The organization reports, however, that 62 percent of sexual assaults are not reported to the police.

“Research consistently shows over half of sexual assaults in this state and nation are not reported to law enforcement officials,” said Kathy Hagenian, executive policy director of the Michigan Coalition Against Domestic and Sexual Violence in Okemos. “In the long run, what we can do as a community and as advocacy organizations is to work to change the victim-blaming climate that unfortunately exists all to often in our communities surrounding the issue of sexual assault.”

In Ottawa County, there were 126 criminal sexual assault cases in reported in 2009, according to a state police incident crime report.

CWIT saw 63 survivors for sexual assault therapy last year, according to its annual report. The organization reports that 80 victims received walk-in treatments for sexual assault and 58 have undergone sexual assault exams through the Center’s S.A.N.E. program in 2010. When combined, CWIT has seen an 8.6-percent increase from 2009 in sexual assaults reported to them.
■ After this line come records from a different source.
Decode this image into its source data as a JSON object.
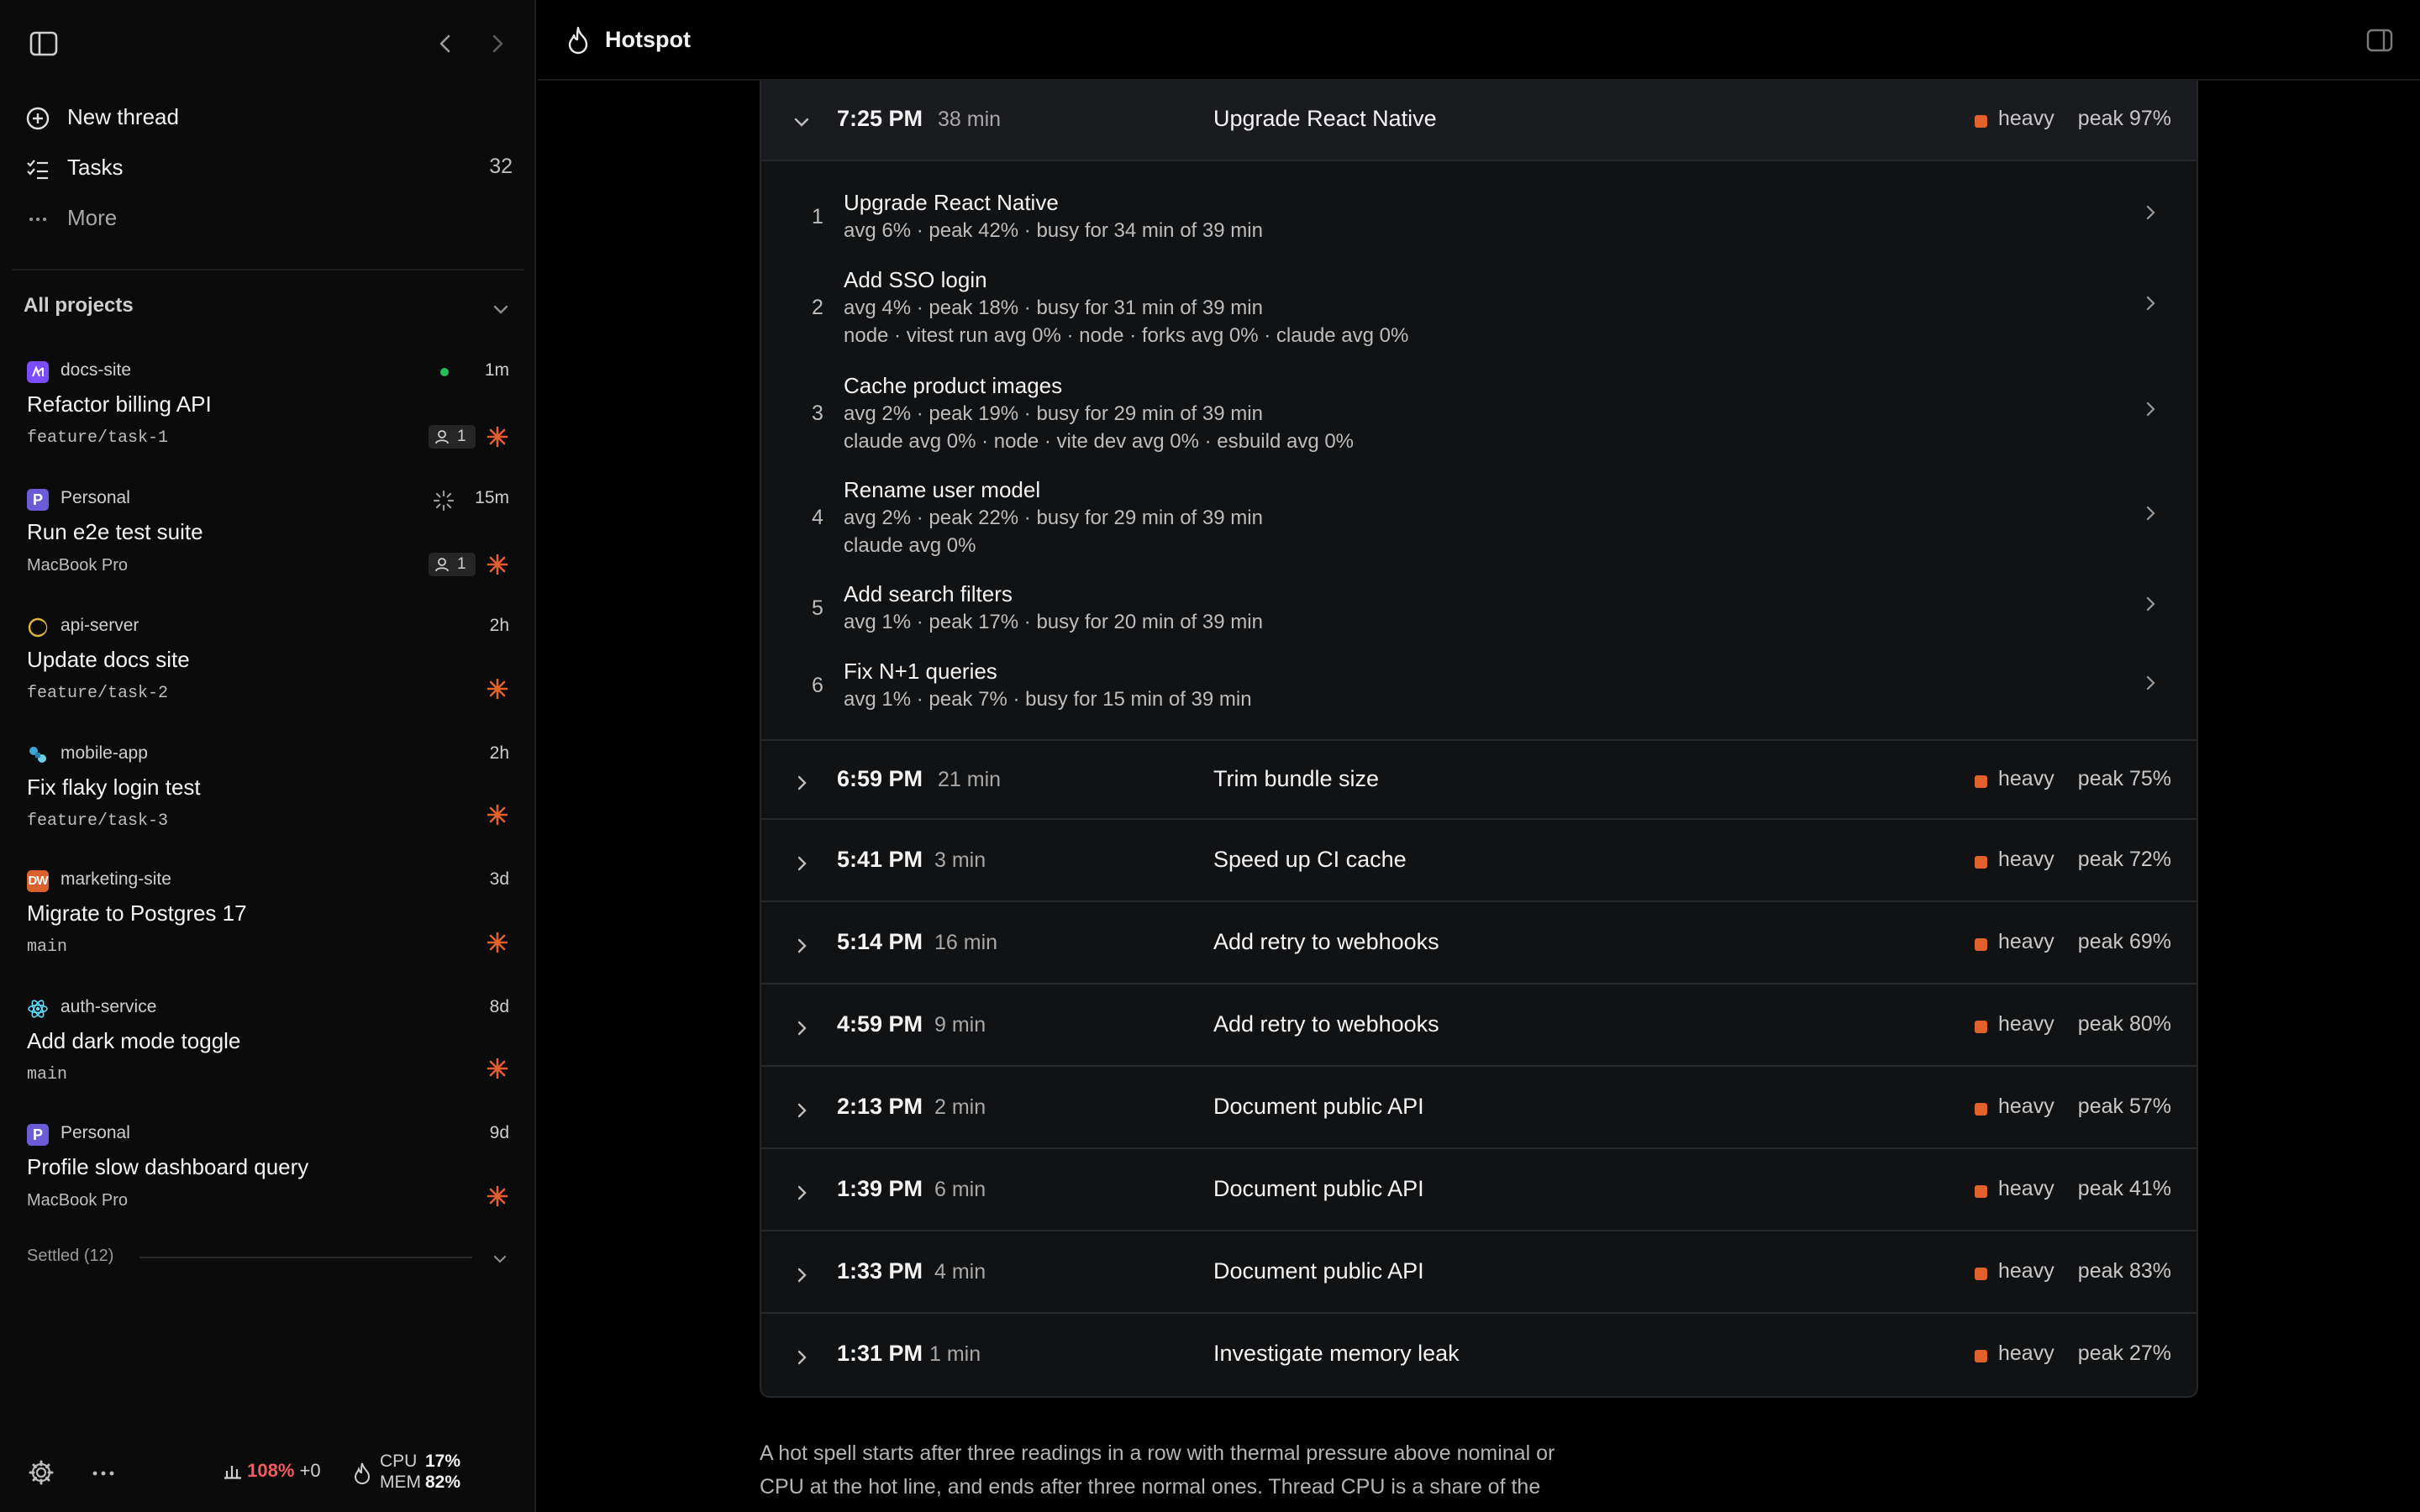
{
  "sidebar": {
    "nav": {
      "new_thread": "New thread",
      "tasks": "Tasks",
      "tasks_count": "32",
      "more": "More"
    },
    "section_title": "All projects",
    "threads": [
      {
        "project": "docs-site",
        "icon": "docs-site-logo-icon",
        "icon_color": "#7c4dff",
        "time": "1m",
        "title": "Refactor billing API",
        "sub": "feature/task-1",
        "sub_mono": true,
        "status": "running",
        "agents": "1"
      },
      {
        "project": "Personal",
        "icon_letter": "P",
        "icon_color": "#6b5bd6",
        "time": "15m",
        "title": "Run e2e test suite",
        "sub": "MacBook Pro",
        "sub_mono": false,
        "status": "loading",
        "agents": "1"
      },
      {
        "project": "api-server",
        "icon": "ring-logo-icon",
        "icon_color": "#e0b73a",
        "time": "2h",
        "title": "Update docs site",
        "sub": "feature/task-2",
        "sub_mono": true
      },
      {
        "project": "mobile-app",
        "icon": "puzzle-logo-icon",
        "icon_color": "#3fa7d6",
        "time": "2h",
        "title": "Fix flaky login test",
        "sub": "feature/task-3",
        "sub_mono": true
      },
      {
        "project": "marketing-site",
        "icon_letter": "DW",
        "icon_color": "#d8612c",
        "time": "3d",
        "title": "Migrate to Postgres 17",
        "sub": "main",
        "sub_mono": true
      },
      {
        "project": "auth-service",
        "icon": "react-logo-icon",
        "icon_color": "#61dafb",
        "time": "8d",
        "title": "Add dark mode toggle",
        "sub": "main",
        "sub_mono": true
      },
      {
        "project": "Personal",
        "icon_letter": "P",
        "icon_color": "#6b5bd6",
        "time": "9d",
        "title": "Profile slow dashboard query",
        "sub": "MacBook Pro",
        "sub_mono": false
      }
    ],
    "settled": "Settled (12)",
    "footer": {
      "load_pct": "108%",
      "load_delta": "+0",
      "cpu_label": "CPU",
      "cpu_value": "17%",
      "mem_label": "MEM",
      "mem_value": "82%"
    }
  },
  "topbar": {
    "title": "Hotspot"
  },
  "colors": {
    "heavy": "#e0622a",
    "running": "#2bbd5a",
    "burst": "#e0622a"
  },
  "expanded_spell": {
    "time": "7:25 PM",
    "duration": "38 min",
    "name": "Upgrade React Native",
    "level": "heavy",
    "peak": "peak 97%",
    "tasks": [
      {
        "num": "1",
        "name": "Upgrade React Native",
        "stats": "avg 6% · peak 42% · busy for 34 min of 39 min",
        "procs": ""
      },
      {
        "num": "2",
        "name": "Add SSO login",
        "stats": "avg 4% · peak 18% · busy for 31 min of 39 min",
        "procs": "node · vitest run avg 0% · node · forks avg 0% · claude avg 0%"
      },
      {
        "num": "3",
        "name": "Cache product images",
        "stats": "avg 2% · peak 19% · busy for 29 min of 39 min",
        "procs": "claude avg 0% · node · vite dev avg 0% · esbuild avg 0%"
      },
      {
        "num": "4",
        "name": "Rename user model",
        "stats": "avg 2% · peak 22% · busy for 29 min of 39 min",
        "procs": "claude avg 0%"
      },
      {
        "num": "5",
        "name": "Add search filters",
        "stats": "avg 1% · peak 17% · busy for 20 min of 39 min",
        "procs": ""
      },
      {
        "num": "6",
        "name": "Fix N+1 queries",
        "stats": "avg 1% · peak 7% · busy for 15 min of 39 min",
        "procs": ""
      }
    ]
  },
  "spells": [
    {
      "time": "6:59 PM",
      "duration": "21 min",
      "name": "Trim bundle size",
      "level": "heavy",
      "peak": "peak 75%"
    },
    {
      "time": "5:41 PM",
      "duration": "3 min",
      "name": "Speed up CI cache",
      "level": "heavy",
      "peak": "peak 72%"
    },
    {
      "time": "5:14 PM",
      "duration": "16 min",
      "name": "Add retry to webhooks",
      "level": "heavy",
      "peak": "peak 69%"
    },
    {
      "time": "4:59 PM",
      "duration": "9 min",
      "name": "Add retry to webhooks",
      "level": "heavy",
      "peak": "peak 80%"
    },
    {
      "time": "2:13 PM",
      "duration": "2 min",
      "name": "Document public API",
      "level": "heavy",
      "peak": "peak 57%"
    },
    {
      "time": "1:39 PM",
      "duration": "6 min",
      "name": "Document public API",
      "level": "heavy",
      "peak": "peak 41%"
    },
    {
      "time": "1:33 PM",
      "duration": "4 min",
      "name": "Document public API",
      "level": "heavy",
      "peak": "peak 83%"
    },
    {
      "time": "1:31 PM",
      "duration": "1 min",
      "name": "Investigate memory leak",
      "level": "heavy",
      "peak": "peak 27%"
    }
  ],
  "footnote": "A hot spell starts after three readings in a row with thermal pressure above nominal or CPU at the hot line, and ends after three normal ones. Thread CPU is a share of the"
}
Bailey explained that some victims might knock on CWIT’s door three or four times — some even more — before they actually walk through for help.

“You’ll know when you’re ready and when you are ready to reach out,” she advises. “It’s about being able to go to someone and not leaving that big, dark secret that you keep inside yourself.”

Raising awareness

In honor of April being Sexual Assault Awareness Month, CWIT has been hosting a variety of events and activities throughout the month. On Thursday, the D.E.L.T.A. Project, a prevention collaborative between CWIT and the LAADSV, partnered with Hope College’s Upward Bound Program to provide awareness of Denim Day, which is April 27.
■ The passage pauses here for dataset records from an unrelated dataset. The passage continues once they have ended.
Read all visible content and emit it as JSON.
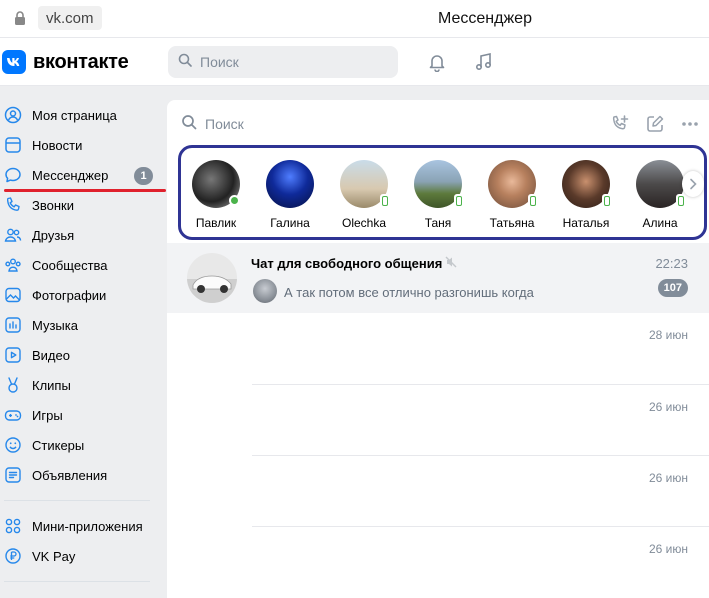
{
  "browser": {
    "url": "vk.com",
    "title": "Мессенджер"
  },
  "header": {
    "logo_text": "вконтакте",
    "search_placeholder": "Поиск"
  },
  "sidebar": {
    "items": [
      {
        "label": "Моя страница",
        "icon": "user-circle-icon"
      },
      {
        "label": "Новости",
        "icon": "news-icon"
      },
      {
        "label": "Мессенджер",
        "icon": "message-bubble-icon",
        "badge": "1"
      },
      {
        "label": "Звонки",
        "icon": "phone-icon"
      },
      {
        "label": "Друзья",
        "icon": "friends-icon"
      },
      {
        "label": "Сообщества",
        "icon": "communities-icon"
      },
      {
        "label": "Фотографии",
        "icon": "photo-icon"
      },
      {
        "label": "Музыка",
        "icon": "music-bars-icon"
      },
      {
        "label": "Видео",
        "icon": "video-icon"
      },
      {
        "label": "Клипы",
        "icon": "clips-icon"
      },
      {
        "label": "Игры",
        "icon": "gamepad-icon"
      },
      {
        "label": "Стикеры",
        "icon": "smile-icon"
      },
      {
        "label": "Объявления",
        "icon": "ads-icon"
      }
    ],
    "extra": [
      {
        "label": "Мини-приложения",
        "icon": "mini-apps-icon"
      },
      {
        "label": "VK Pay",
        "icon": "vk-pay-icon"
      }
    ]
  },
  "messenger": {
    "search_placeholder": "Поиск",
    "contacts": [
      {
        "name": "Павлик",
        "status": "online"
      },
      {
        "name": "Галина",
        "status": "none"
      },
      {
        "name": "Olechka",
        "status": "mobile"
      },
      {
        "name": "Таня",
        "status": "mobile"
      },
      {
        "name": "Татьяна",
        "status": "mobile"
      },
      {
        "name": "Наталья",
        "status": "mobile"
      },
      {
        "name": "Алина",
        "status": "mobile"
      }
    ],
    "chat": {
      "title": "Чат для свободного общения",
      "time": "22:23",
      "preview": "А так потом все отлично разгонишь когда",
      "unread": "107"
    },
    "dates": [
      "28 июн",
      "26 июн",
      "26 июн",
      "26 июн"
    ]
  },
  "colors": {
    "accent": "#0077ff",
    "highlight_frame": "#2f3494",
    "underline": "#e0212d",
    "online": "#4bb34b"
  }
}
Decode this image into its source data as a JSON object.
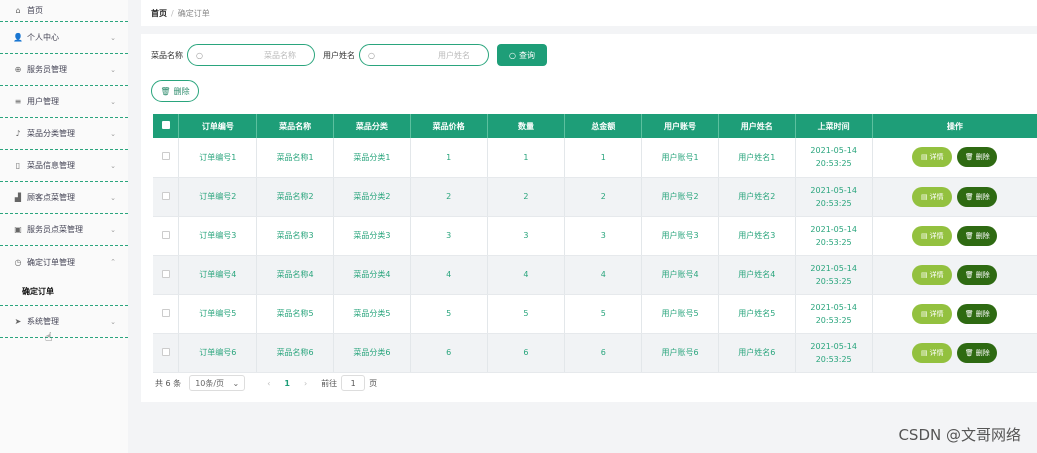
{
  "sidebar": {
    "items": [
      {
        "label": "首页",
        "icon": "home-icon",
        "glyph": "⌂",
        "chevron": ""
      },
      {
        "label": "个人中心",
        "icon": "user-icon",
        "glyph": "👤",
        "chevron": "⌄"
      },
      {
        "label": "服务员管理",
        "icon": "staff-icon",
        "glyph": "⊕",
        "chevron": "⌄"
      },
      {
        "label": "用户管理",
        "icon": "list-icon",
        "glyph": "≡",
        "chevron": "⌄"
      },
      {
        "label": "菜品分类管理",
        "icon": "mic-icon",
        "glyph": "♪",
        "chevron": "⌄"
      },
      {
        "label": "菜品信息管理",
        "icon": "phone-icon",
        "glyph": "▯",
        "chevron": "⌄"
      },
      {
        "label": "顾客点菜管理",
        "icon": "chart-icon",
        "glyph": "▟",
        "chevron": "⌄"
      },
      {
        "label": "服务员点菜管理",
        "icon": "briefcase-icon",
        "glyph": "▣",
        "chevron": "⌄"
      },
      {
        "label": "确定订单管理",
        "icon": "clock-icon",
        "glyph": "◷",
        "chevron": "⌃"
      }
    ],
    "submenu": "确定订单",
    "system": {
      "label": "系统管理",
      "glyph": "➤",
      "chevron": "⌄"
    }
  },
  "breadcrumb": {
    "home": "首页",
    "sep": "/",
    "current": "确定订单"
  },
  "search": {
    "dish_label": "菜品名称",
    "dish_placeholder": "菜品名称",
    "user_label": "用户姓名",
    "user_placeholder": "用户姓名",
    "query_label": "查询"
  },
  "delete_label": "删除",
  "table": {
    "headers": [
      "订单编号",
      "菜品名称",
      "菜品分类",
      "菜品价格",
      "数量",
      "总金额",
      "用户账号",
      "用户姓名",
      "上菜时间",
      "操作"
    ],
    "rows": [
      [
        "订单编号1",
        "菜品名称1",
        "菜品分类1",
        "1",
        "1",
        "1",
        "用户账号1",
        "用户姓名1",
        "2021-05-14 20:53:25"
      ],
      [
        "订单编号2",
        "菜品名称2",
        "菜品分类2",
        "2",
        "2",
        "2",
        "用户账号2",
        "用户姓名2",
        "2021-05-14 20:53:25"
      ],
      [
        "订单编号3",
        "菜品名称3",
        "菜品分类3",
        "3",
        "3",
        "3",
        "用户账号3",
        "用户姓名3",
        "2021-05-14 20:53:25"
      ],
      [
        "订单编号4",
        "菜品名称4",
        "菜品分类4",
        "4",
        "4",
        "4",
        "用户账号4",
        "用户姓名4",
        "2021-05-14 20:53:25"
      ],
      [
        "订单编号5",
        "菜品名称5",
        "菜品分类5",
        "5",
        "5",
        "5",
        "用户账号5",
        "用户姓名5",
        "2021-05-14 20:53:25"
      ],
      [
        "订单编号6",
        "菜品名称6",
        "菜品分类6",
        "6",
        "6",
        "6",
        "用户账号6",
        "用户姓名6",
        "2021-05-14 20:53:25"
      ]
    ],
    "detail_label": "详情",
    "delete_label": "删除"
  },
  "pagination": {
    "total": "共 6 条",
    "page_size": "10条/页",
    "current_page": "1",
    "goto_label": "前往",
    "goto_value": "1",
    "page_suffix": "页"
  },
  "watermark": "CSDN @文哥网络",
  "colors": {
    "primary": "#1e9e78",
    "detail": "#93c13f",
    "delete": "#2e6a12"
  }
}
Denim Day, in its 12th year, is a national organized effort following a 1999 Italian Supreme Court of Appeals decision in which a judge overturned the conviction of a rape case. The Italian judge ruled against the victim because the victim had worn tight jeans, and must have helped the perpetrator get them off, therefore consenting to the act, according to Denim Day USA’s website. Following the verdict, women in the Italian Parliament protested, wearing jeans to work.
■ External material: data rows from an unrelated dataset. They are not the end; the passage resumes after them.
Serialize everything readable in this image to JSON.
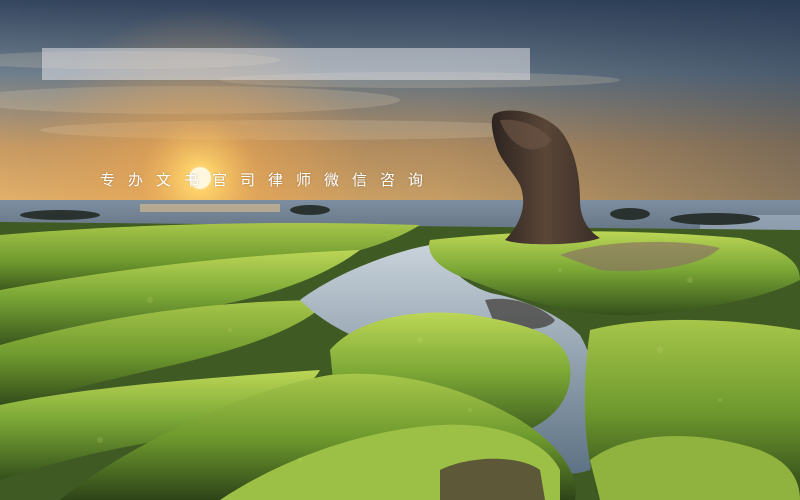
{
  "overlay": {
    "caption": "专办文书官司律师微信咨询",
    "bar_color": "#e1e1e6"
  },
  "scene": {
    "sky_top": "#3d4f6c",
    "sun": "#ffd36a",
    "moss": "#7aa23a",
    "water": "#8aa1b5",
    "rock": "#3a2e28"
  }
}
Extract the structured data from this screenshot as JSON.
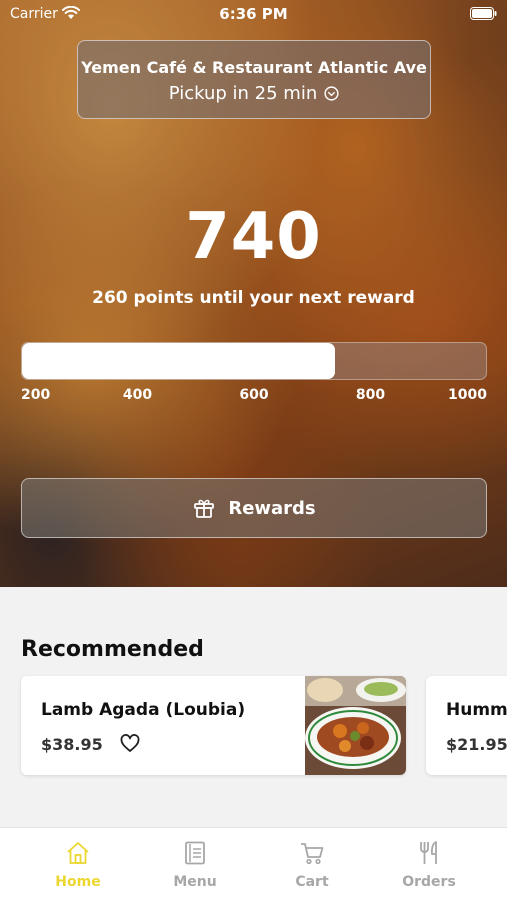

“He was blaming her for what she wore — and that was her consent,” said Lesley Coghill, D.E.L.T.A. Project coordinator. “Our clothes do not consent for us. Jeans represent the fact that our clothes don’t represent us and that we should believe the victim — don’t blame the victim for what they wear.”

“A lot of times, we judge people by the way they dress and judge women by the jeans they wear,” Bailey said. “Denim Day is about saying, ‘No matter what you wear, no one deserves to be sexually assaulted.’”

On the road to healing

Jennifer, now 46, has been in CWIT counseling — first weekly, now bi-weekly — to help her live a life free from the shackles of sexual assault. She now recognizes the red flags of an abuser, and makes life choices that are “safe and healthy,” she said.

“They literally took my hand and walked me out from this dark part of my life,” a tearful Jennifer said of CWIT’s staff.
Jennifer, wearing a teal ribbon to promote Sexual Assault Awareness Month, protrudes confidence and self-worth. She said she no longer burdens herself with the shame of an assault.

“At times, I allowed myself to be a victim,” she said. “I’m learning now not to be a victim and learning that I am worth being protected. Now I can recognize (abuse) and saying ‘no’ and having it be a complete sentence. It’s OK for ‘no’ to be a complete sentence.”